マレーシアに住み、製造業を営んでいる者です。団藤さんが「頭文字D」を話題にされ、驚くとともに私もこの映画で反日運動は何だったんだと思いました。中国、東南アジア地区で公開されて以来、ここマレーシアでもロングランが続いてます。(中略)早速見てその迫力に感動しました。久しぶりに映画を見てスカッとしました。青春映画としても楽しめました。
スターウォーズのバトルシーンは所詮作りもの、頭文字Dの実写の迫力の前には空絵ごとです。総てが完璧に上手く行き過ぎているのが鼻につくようになってしまいました。見てる方もコンピュータによる作り物と安心して見ていられます。手のひらに汗をかきません。
映画では拓海が運転する86レビンを遠景で捉えたシーンがあります。一度ドリフトしたのをカウンターを当てて立て直し、その後四輪ドリフト状態になりコーナーに入っていきます。ぎこちない曲線です。しかし、そこにリアリティーを感じました。
映画館内では最後は中国人もマレー人の若者も大喝采でした。すごい一体感を感じました。日本アニメの原作を日本で撮影し、日本人スタントマンに運転させ、台湾香港の俳優が日本人を演じてセリフは広東語、中国東南アジア地区で同時公開と香港映画の割り切りは凄いですね。マレーシアで外国人労働者の大量使用に躊躇している我々日系企業とは大違いです。

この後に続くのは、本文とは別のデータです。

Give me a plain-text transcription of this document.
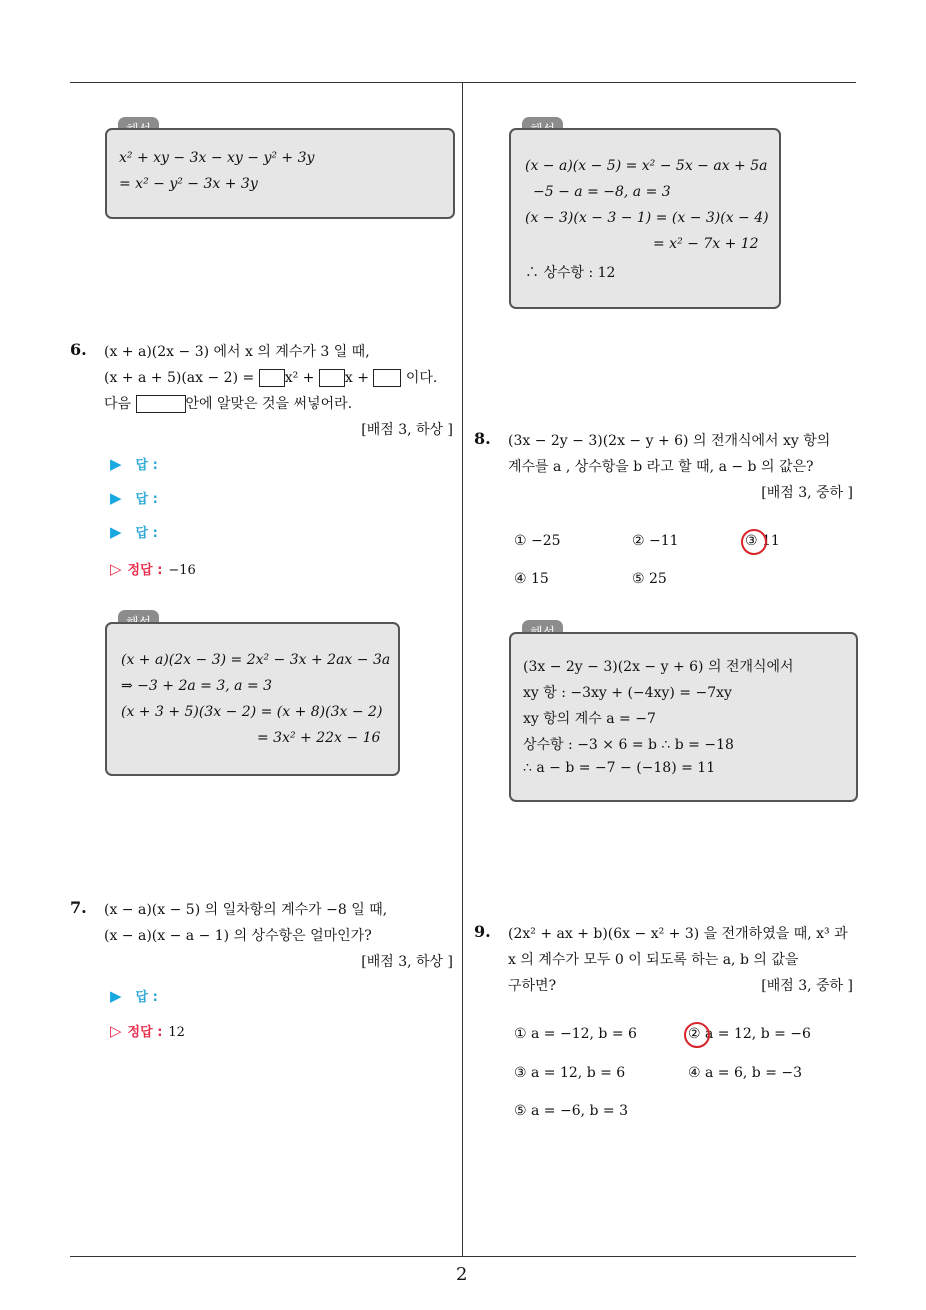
2
x² + xy − 3x − xy − y² + 3y
= x² − y² − 3x + 3y
6. (x + a)(2x − 3) 에서 x 의 계수가 3 일 때,
(x + a + 5)(ax − 2) = x² + x +	이다.
다음	안에 알맞은 것을 써넣어라.
[배점 3, 하상 ]
▶ 답 :
▶ 답 :
▶ 답 :
▷ 정답 : −16
(x + a)(2x − 3) = 2x² − 3x + 2ax − 3a
⇒ −3 + 2a = 3, a = 3
(x + 3 + 5)(3x − 2) = (x + 8)(3x − 2)
= 3x² + 22x − 16
7. (x − a)(x − 5) 의 일차항의 계수가 −8 일 때,
(x − a)(x − a − 1) 의 상수항은 얼마인가?
[배점 3, 하상 ]
▶ 답 :
▷ 정답 : 12
(x − a)(x − 5) = x² − 5x − ax + 5a
−5 − a = −8, a = 3
(x − 3)(x − 3 − 1) = (x − 3)(x − 4)
= x² − 7x + 12
∴ 상수항 : 12
8. (3x − 2y − 3)(2x − y + 6) 의 전개식에서 xy 항의
계수를 a , 상수항을 b 라고 할 때, a − b 의 값은?
[배점 3, 중하 ]
① −25	② −11	③ 11
④ 15	⑤ 25
(3x − 2y − 3)(2x − y + 6) 의 전개식에서
xy 항 : −3xy + (−4xy) = −7xy
xy 항의 계수 a = −7
상수항 : −3 × 6 = b ∴ b = −18
∴ a − b = −7 − (−18) = 11
9. (2x² + ax + b)(6x − x² + 3) 을 전개하였을 때, x³ 과
x 의 계수가 모두 0 이 되도록 하는 a, b 의 값을
구하면?	[배점 3, 중하 ]
① a = −12, b = 6	② a = 12, b = −6
③ a = 12, b = 6	④ a = 6, b = −3
⑤ a = −6, b = 3
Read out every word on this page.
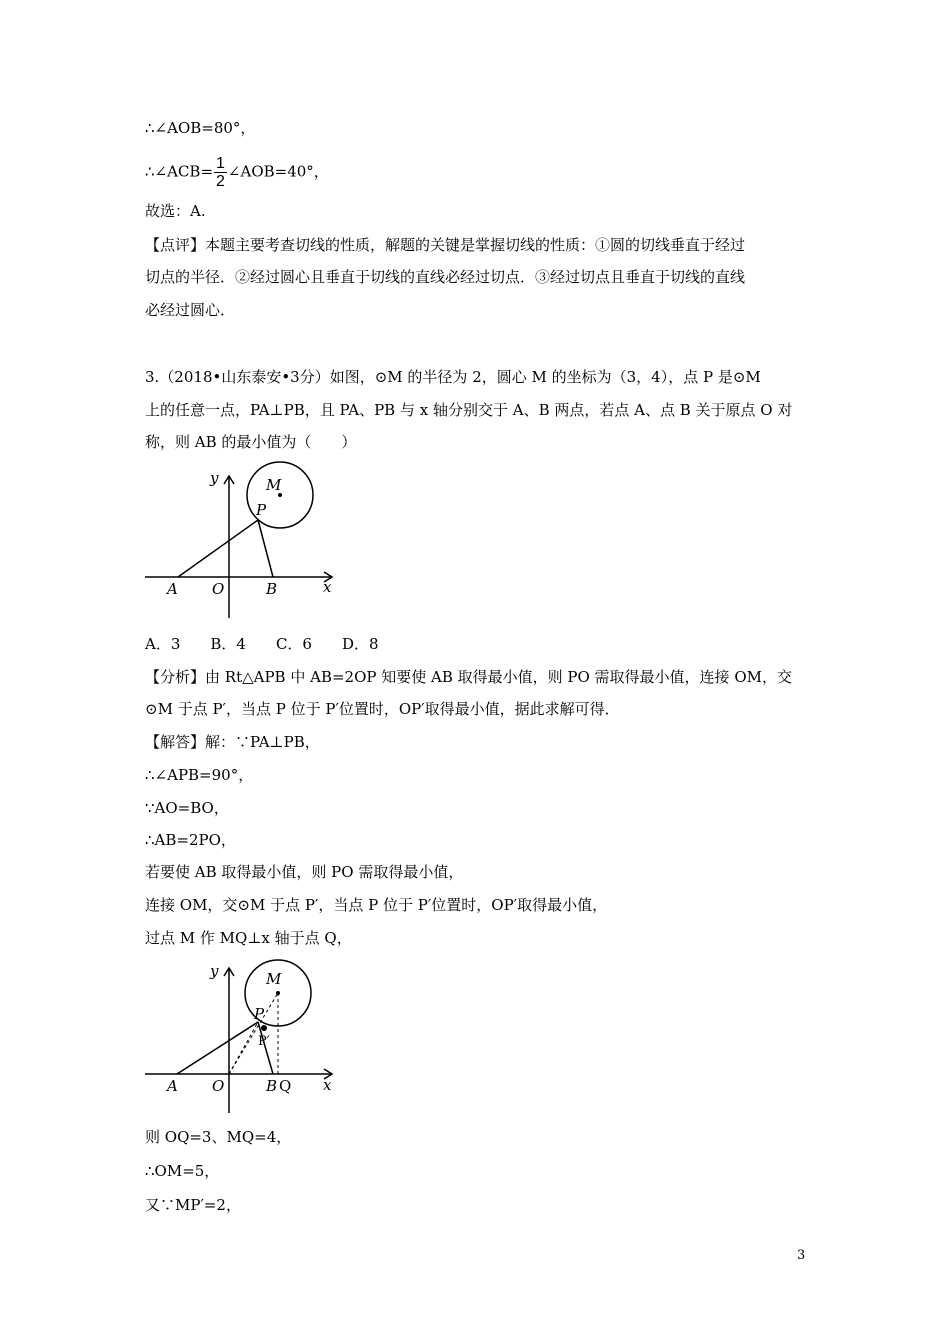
∴∠AOB=80°，
∴∠ACB= $\frac{1}{2}$ ∠AOB=40°，
故选：A.
【点评】本题主要考查切线的性质，解题的关键是掌握切线的性质：①圆的切线垂直于经过
切点的半径．②经过圆心且垂直于切线的直线必经过切点．③经过切点且垂直于切线的直线
必经过圆心．
3.（2018•山东泰安•3分）如图，⊙M 的半径为 2，圆心 M 的坐标为（3，4），点 P 是⊙M
上的任意一点，PA⊥PB，且 PA、PB 与 x 轴分别交于 A、B 两点，若点 A、点 B 关于原点 O 对
称，则 AB 的最小值为（　　）
y
x
M
P
A O	B
A．3　　B．4　　C．6　　D．8
【分析】由 Rt△APB 中 AB=2OP 知要使 AB 取得最小值，则 PO 需取得最小值，连接 OM，交
⊙M 于点 P′，当点 P 位于 P′位置时，OP′取得最小值，据此求解可得．
【解答】解：∵PA⊥PB，
∴∠APB=90°，
∵AO=BO，
∴AB=2PO，
若要使 AB 取得最小值，则 PO 需取得最小值，
连接 OM，交⊙M 于点 P′，当点 P 位于 P′位置时，OP′取得最小值，
过点 M 作 MQ⊥x 轴于点 Q，
y
x
M
P
P′
A O	B Q
则 OQ=3、MQ=4，
∴OM=5，
又∵MP′=2，
3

また台湾香港の俳優の演じる日本人が不自然でないのにも驚きました。ただゲロを吐くシーンが多いのがちょっと日本人のテーストとは違うと思いましたが、当地では嫌悪感なく笑ってました。我々がアメリカングラフィティーを見てアメリカの若者文化に憧れたように中国東南アジアの若者を憧れさせるものを日本が提供できる限り日本の将来は明るいと思いました。
カッコいいものはカッコいい。面白いものは面白い。と反日運動を無抵抗に飲みこんでしまったと思いました。中華系を日本人に同化させてしまった香港映画の商業主義にも感心させられました。
今後とも硬軟取り混ぜた時評宜しくお願いします。